Belgique: la police traque un militaire d’extrême droite jugée dangereuse

La traque se poursuit. Un instructeur de l’armée belge, fiché en tant que sympathisant de l’extrême droite par les services antiterroristes et jugés dangereux, était toujours recherché ce mercredi soir en Belgique. En fin de journée, 250 policiers et militaires ont été réalisés dans et autour d'un parc national de la province du Limbourg, au nord-est du pays, où il pourrait se cacher, selon le parquet fédéral qui a confirmé à l'AFP un chiffre donné par les médias belges.

Jurgen Conings, 46 ans, potentiel «en possession d'armes à feu», est recherché dans ce secteur depuis mardi soir, quand son 4X4 a été retrouvé en bordure du parc, sur la commune de Niel-bij-As à de Genk, avec à l'intérieur quatre lance-roquettes antichars et des munitions.
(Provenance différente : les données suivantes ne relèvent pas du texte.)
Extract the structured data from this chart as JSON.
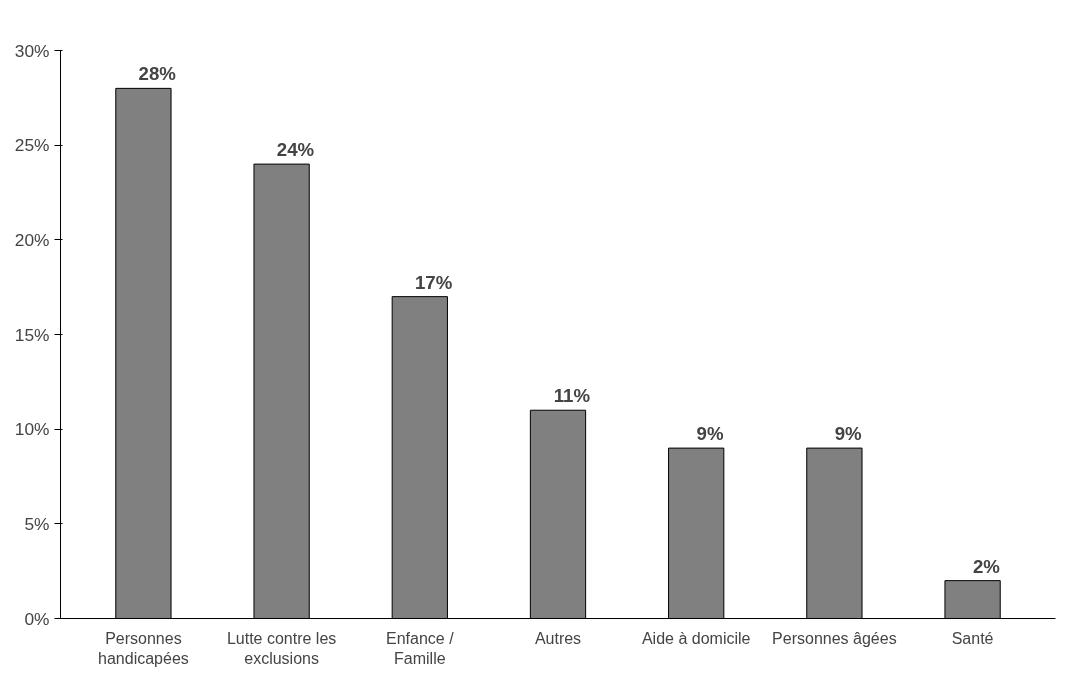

La police fédérale a diffusé ce mercredi un avis de recherche avec photo, expliquant que le militaire d’1m80, chauve et musclé, avait disparu lundi «après s’être rendu à son travail», où il s’est vraisemblablement équipé en armes.

Il est considéré comme dangereux notamment parce qu'il «a laissé deux lettres avec des éléments inquiétants», a précisé à l'AFP un porte-parole du parquet fédéral, évoquant des menaces pesant sur les structures de l'Etat et des personnes publiques ». La chaîne RTL a fait état d’une lettre dans laquelle il menace d’attaquer le régime et les virologues. Des médias ont aussi évoqué des mots d’adieu dans un courriel, accepter entender qu’il souhaitait mourir après une action violente. Parmi ses cibles potentielles figure le virologue Marc Van Ranst, devenu la bête noire des «antimasques» pendant la crise du coronavirus. Déjà sous protection policière, le scientifique a été placé dans un lieu sûr avec sa famille.

Le Premier ministre Alexander De Croo, interrogé par la chaîne de télévision flamande VTM, a déclaré «inacceptable» qu’un homme fiché comme proche de l’extrême droite pourrait être «actif dans la défense et avoir accès à des armes». La ministre de la Défense Ludivine Dedonder, qui a également dû s’expliquer, a promis une enquête interne au sein de l’armée afin que cela ne se reproduise plus. C’est en tant que «instructeur» dans une base militaire belge que Jurgen Conings avait accès à des armes malgré son profil, a expliqué Ludivine Dedonder à plusieurs médias.

Mercredi soir, les recherches se concentrent dans trois zones du parc national de la Haute Campine, non loin de la frontière avec les Pays-Bas, où la police s’est également dite «en alerte». Il s’agit notamment du secteur boisé le plus proche du lieu de découverte de sa voiture et d’une autre zone où des coups de feu ont été entendus mardi, selon une source proche du dossier. Le parc national, une réserve naturelle de 12 000 hectares de forêts et de landes, un été fermé aux promeneurs, a précisé le parquet fédéral.

Déjà surveillé

Jurgen Conings compte parmi la «trentaine» de membres de l’armée belge surveillés par les services du renseignement militaire pour leurs «sympathies» avec l’extrême droite, selon des sources officielles. Pour la même raison, il est également fiché par l’Ocam, l’organisme belge chargé de l’analyse de la menace terroriste.

Sur son compte Twitter, ce membre de l’armée de l’air se présente avec une photo torse nu présente ses tatouages. Il s’y décrit comme aimant «le fitness, le body-building et la boxe». Militaire aguerri, connu pour sa maîtrise des armes à feu, il représente «une menace aiguë», a déclaré le ministre de la Justice, Vincent Van Quickenborne.

Depuis deux ans, la Sûreté d'Etat, agence belge de renseignement civil, s'inquiète de la menace grandissante que font courir des extrémistes de droite, évoquant notamment «une tendance à l'armement» dans ces milieux afin de préparer des actions violentes . «La principale menace provient de ces individus connus sous le nom de acteurs solitaires (acteurs isolés, NDLR), qui se radicalisent et planifient seuls des actions violentes », notait l’agence dans son rapport annuel 2019 paru l’an dernier.